I just want my goddamn tricorder! :beam:

I had a brief crack at that puzzle, based on the original 'seismic waves' idea, presented by Iron Man.

So you treat each point of his triangle as the centre of a circle. The one at the bottom left has radius r+y, the bottom right r+z, and the top point has radius r. (Basically, realise I have replaced his x with r).

You know the equations for each of these circles (they will be related to L). But for that you need a coordinate system. So I placed the origin at the bottom left corner. As I needed x and y for my coordinates, I renamed the quantity y as a, and z as b. These are constants, so it makes more sense to use a conventional notation.

So when I wrote them down I got:


x2 + y2 = (r+a)2
(x - Lcos(pi/3))2 + (y-Lsin(pi/3))2 = r2
(x-L)2 + y2 = (r+b)2

I may have done this wrong; I did it very rushed. But these are three simultaneous equations, with three unknowns (r, x and y). (x,y) will be with the coordinates of the place where all three circles meet. r will be the unknown quantity in the question (Iron Man's 'x').

With three unknowns and three equations, this should be solvable for r, provided the constants a, b and L are supplied.

It might not be particularly nice to solve, but it is (in principle) doable. Personally, I'd use a computer to solve them.

I've got complicated expressions for x, and the coordinates of the intersection point.

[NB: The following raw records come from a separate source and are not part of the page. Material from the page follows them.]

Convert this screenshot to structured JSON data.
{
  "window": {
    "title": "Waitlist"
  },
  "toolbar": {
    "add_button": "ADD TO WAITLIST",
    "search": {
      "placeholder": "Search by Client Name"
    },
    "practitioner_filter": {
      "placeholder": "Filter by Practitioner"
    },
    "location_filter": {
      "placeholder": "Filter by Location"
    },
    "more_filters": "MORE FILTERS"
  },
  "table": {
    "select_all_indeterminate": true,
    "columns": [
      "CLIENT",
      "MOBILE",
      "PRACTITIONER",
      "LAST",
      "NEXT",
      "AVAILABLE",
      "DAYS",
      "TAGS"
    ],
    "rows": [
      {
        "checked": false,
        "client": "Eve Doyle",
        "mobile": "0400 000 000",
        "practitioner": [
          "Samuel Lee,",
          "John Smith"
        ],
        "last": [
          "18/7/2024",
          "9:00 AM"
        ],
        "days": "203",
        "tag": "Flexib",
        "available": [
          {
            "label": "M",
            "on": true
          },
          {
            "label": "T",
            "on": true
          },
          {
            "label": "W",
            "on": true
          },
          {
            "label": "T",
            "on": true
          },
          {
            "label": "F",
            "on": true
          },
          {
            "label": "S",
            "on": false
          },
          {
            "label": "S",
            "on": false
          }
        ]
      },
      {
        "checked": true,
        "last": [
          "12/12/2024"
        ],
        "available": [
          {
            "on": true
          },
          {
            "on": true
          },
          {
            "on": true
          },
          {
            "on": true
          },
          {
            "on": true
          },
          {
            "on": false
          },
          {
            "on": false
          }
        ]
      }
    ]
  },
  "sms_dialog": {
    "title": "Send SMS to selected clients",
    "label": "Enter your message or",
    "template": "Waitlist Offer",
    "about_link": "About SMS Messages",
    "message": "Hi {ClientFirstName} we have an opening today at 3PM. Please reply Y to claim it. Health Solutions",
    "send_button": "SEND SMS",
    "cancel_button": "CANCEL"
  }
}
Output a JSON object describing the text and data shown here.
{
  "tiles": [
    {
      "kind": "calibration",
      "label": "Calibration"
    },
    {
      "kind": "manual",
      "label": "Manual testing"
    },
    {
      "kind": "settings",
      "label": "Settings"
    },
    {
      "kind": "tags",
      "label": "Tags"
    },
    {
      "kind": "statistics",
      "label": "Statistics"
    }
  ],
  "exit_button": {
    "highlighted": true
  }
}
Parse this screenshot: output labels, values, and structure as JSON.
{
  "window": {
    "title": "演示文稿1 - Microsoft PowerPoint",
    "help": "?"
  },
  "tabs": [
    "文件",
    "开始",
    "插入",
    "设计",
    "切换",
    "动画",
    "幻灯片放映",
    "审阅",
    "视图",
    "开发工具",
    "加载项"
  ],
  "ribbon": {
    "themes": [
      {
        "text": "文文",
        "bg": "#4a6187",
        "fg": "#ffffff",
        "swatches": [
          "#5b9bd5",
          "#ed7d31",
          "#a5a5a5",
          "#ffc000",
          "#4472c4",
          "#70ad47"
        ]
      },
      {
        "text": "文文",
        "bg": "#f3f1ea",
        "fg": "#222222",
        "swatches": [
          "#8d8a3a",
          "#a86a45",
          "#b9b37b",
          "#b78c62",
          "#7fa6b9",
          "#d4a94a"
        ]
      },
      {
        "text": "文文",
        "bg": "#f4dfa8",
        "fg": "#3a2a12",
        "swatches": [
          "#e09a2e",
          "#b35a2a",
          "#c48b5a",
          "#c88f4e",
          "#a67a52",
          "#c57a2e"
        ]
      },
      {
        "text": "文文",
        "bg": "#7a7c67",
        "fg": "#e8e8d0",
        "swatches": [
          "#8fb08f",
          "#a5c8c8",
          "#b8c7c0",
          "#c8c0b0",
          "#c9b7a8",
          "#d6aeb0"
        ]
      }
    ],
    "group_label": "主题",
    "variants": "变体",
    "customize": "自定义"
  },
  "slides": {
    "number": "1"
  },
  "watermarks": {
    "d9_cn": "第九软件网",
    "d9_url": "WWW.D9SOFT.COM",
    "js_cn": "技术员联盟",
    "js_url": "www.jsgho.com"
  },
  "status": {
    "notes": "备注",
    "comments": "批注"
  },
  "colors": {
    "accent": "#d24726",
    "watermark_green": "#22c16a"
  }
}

The one for x has just "x =" on the left hand side, but also includes various functions of x on the right hand side. :sadcheer: Looking at the various power terms for x, it looks as though the expression (given enough algebraic manipulation) will simplify to a quartic.

However, quartics are not particularly nice things to deal with, so I agree with Dragar that a numerical approach using a computer program is probably the most practical way to solve the problem...

...but that's not what IRON MAN asked for, so I'll keep plugging away at the algebra, hoping that the x4 and x3 terms will magically cancel out, leaving some nice tractable equations. :crossed:

I made a utility to draw IRON MAN's triangle. You have to specify the width (pixels) of the diagram, and the x and y coordinates of the point (taking the bottom left corner as the origin and scaling to a side length of 1.0). Here I'm just testing whether the triangle will render in a forum post. Quote this post to see how it works.
This example is asking for a triangle 600 pixels wide, and I worked out the coordinates so that the three lines to the centre have lengths: 3, 4, 5 (and the side would therefore be 6.76643).

http://ceptimus.co.uk/freethought/triangle/tridiagram.php?w=600&x=0.402&y=0.434

I'll post my numerical solver when I've tidied it up a bit. That solver uses this diagram utility to do display the results.

I drew in a couple of lines parallel to the base and extended some other lines outside of the original triangle, but eventually came to the answer of theta being 30º, also. Too bad I can't draw it out here.